What do the Annual Investment Allowance and Full Expensing policies mean for businesses investing in plant and machinery?
In a bid to make the UK’s capital allowances regime world-leading to boost investment and drive productivity growth, the Chancellor announced in the 2023 Spring Budget that companies could claim 100% capital allowances on qualifying plant and machinery investments through the introduction of full expensing and the continuation of the Annual Investment Allowance (AIA). Marcus Quarterman, Prolectric’s Finance Director, shares his insights.
What is full expensing, and what does it mean for businesses in the UK?
Full expensing has been introduced as a new capital allowance policy. It gives companies a 100% first-year relief on qualifying main rate plant and machinery investments made between 1 April 2023 and 31 March 2026. This means businesses that make use of the full expensing policy can reduce their corporation tax by up to 25p for every £1 they invest.

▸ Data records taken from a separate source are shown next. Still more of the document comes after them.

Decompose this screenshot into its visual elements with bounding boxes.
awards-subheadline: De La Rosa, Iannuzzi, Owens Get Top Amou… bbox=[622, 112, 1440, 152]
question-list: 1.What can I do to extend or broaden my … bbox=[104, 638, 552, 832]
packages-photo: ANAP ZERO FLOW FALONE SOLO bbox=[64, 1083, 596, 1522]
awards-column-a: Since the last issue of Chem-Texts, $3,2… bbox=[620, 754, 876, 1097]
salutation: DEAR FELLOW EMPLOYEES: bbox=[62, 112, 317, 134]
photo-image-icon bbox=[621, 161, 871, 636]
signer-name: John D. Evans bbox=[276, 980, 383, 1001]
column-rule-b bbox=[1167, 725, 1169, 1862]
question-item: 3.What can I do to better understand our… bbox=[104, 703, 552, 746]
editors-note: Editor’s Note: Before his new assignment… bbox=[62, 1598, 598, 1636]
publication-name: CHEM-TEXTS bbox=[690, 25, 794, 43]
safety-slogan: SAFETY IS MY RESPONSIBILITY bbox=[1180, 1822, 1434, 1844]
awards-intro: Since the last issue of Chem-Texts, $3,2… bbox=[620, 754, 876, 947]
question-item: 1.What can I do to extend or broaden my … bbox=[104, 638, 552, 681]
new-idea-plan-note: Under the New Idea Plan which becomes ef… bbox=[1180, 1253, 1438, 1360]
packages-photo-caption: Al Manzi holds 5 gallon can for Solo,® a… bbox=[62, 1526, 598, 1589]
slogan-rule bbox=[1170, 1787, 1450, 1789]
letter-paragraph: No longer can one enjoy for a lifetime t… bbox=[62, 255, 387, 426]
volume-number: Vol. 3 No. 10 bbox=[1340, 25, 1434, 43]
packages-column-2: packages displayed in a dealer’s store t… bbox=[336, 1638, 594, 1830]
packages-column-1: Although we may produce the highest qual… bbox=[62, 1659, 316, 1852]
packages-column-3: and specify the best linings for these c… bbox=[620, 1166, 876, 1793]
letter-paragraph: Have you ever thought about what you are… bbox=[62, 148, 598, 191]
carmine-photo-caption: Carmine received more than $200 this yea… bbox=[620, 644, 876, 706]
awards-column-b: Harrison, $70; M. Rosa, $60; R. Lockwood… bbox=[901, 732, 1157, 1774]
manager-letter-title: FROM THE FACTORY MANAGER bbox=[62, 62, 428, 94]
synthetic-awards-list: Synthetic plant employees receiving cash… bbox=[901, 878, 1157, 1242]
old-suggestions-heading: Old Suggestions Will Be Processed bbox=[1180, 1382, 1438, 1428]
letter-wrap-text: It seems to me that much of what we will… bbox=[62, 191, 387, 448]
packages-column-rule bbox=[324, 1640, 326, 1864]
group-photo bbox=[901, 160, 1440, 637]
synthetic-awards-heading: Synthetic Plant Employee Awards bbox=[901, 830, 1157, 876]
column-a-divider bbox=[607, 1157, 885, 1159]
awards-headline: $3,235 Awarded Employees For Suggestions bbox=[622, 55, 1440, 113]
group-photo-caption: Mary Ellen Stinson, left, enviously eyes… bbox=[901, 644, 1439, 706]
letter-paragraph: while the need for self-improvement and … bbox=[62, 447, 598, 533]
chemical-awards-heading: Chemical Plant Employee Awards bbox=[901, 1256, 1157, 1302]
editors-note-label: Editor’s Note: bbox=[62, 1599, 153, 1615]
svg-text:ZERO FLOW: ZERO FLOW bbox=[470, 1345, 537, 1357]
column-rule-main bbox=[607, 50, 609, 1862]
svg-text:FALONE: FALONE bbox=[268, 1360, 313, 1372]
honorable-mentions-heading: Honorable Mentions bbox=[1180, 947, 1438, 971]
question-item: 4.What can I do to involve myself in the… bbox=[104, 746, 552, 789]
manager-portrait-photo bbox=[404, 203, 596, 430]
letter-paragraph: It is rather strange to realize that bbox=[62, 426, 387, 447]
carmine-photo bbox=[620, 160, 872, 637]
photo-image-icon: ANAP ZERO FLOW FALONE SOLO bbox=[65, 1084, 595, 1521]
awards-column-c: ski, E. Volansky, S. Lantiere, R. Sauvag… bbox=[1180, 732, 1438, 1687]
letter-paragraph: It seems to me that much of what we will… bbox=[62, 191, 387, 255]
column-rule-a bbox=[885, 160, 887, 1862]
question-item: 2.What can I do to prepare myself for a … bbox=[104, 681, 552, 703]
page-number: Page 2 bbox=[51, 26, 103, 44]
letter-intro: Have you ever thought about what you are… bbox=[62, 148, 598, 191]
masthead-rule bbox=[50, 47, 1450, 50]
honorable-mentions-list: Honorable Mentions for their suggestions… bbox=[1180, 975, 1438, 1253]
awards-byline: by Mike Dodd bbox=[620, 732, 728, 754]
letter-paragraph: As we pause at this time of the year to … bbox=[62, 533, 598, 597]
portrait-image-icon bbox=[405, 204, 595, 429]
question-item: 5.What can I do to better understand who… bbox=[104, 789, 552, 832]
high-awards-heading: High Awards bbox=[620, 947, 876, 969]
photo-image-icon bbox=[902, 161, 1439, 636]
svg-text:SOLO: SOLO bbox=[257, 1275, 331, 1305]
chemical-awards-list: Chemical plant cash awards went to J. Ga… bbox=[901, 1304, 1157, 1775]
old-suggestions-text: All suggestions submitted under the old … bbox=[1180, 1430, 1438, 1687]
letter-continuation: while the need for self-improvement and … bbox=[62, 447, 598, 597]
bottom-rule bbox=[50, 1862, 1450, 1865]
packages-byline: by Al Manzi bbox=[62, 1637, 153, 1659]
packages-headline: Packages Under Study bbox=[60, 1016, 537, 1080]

Why is the UK government introducing full expensing, and how is it different from the other capital allowances schemes available?
The UK government wants to stimulate investment to help improve productivity and increase economic output. By introducing this policy, the government is hoping to encourage businesses to bring planned investment forward and make additional investments as the UK recovers from the Covid-19 pandemic.
Full expensing is being brought in from 1 April 2023 as the successor to the super-deduction. Last year, in a government-run capital allowances survey, businesses preferred full expensing over the other potential options because of its simplicity and generosity.
What sets it apart from other capital allowance schemes is its 100% first year relief and its uncapped nature. It should be a huge benefit to companies investing in new plant and machinery over the next 3 years.
How does full expensing work, and what are the conditions for qualifying investments?
Full expensing allows companies to deduct 100% of their qualifying expenditure from their pre-tax profits in the year the investment is made. It’s available between 1 April 2023 and 31 March 2026 and the 100% allowance applies to new and unused ‘main rate’ plant and machinery; it specifically can’t be used on cars, items received as gifts, plant and machinery that is leased out, integral features within buildings or ‘special rate’ pool assets.
As a relief on Corporation Tax, full expensing is only available to companies, and it can’t reduce their tax liability below zero. This does mean that unincorporated businesses won’t be able to use full expensing, but they do still have the Annual Investment Allowance (AIA) available to them.
What is the Annual Investment Allowance (AIA)?
The AIA can provide the same benefit as full expensing – an up to 25p tax reduction for each £1 invested – but there are some key differences in how it works.
How does the Annual Investment Allowance work?
The AIA allows companies to deduct 100% of their investment on qualifying plant and machinery up to £1m from their pre-tax profits in the year the investment is made.
Importantly, compared to full expensing the AIA can be applied to expenditure on second-hand assets and on plant and machinery bought to lease to someone else. It’s also available to unincorporated businesses.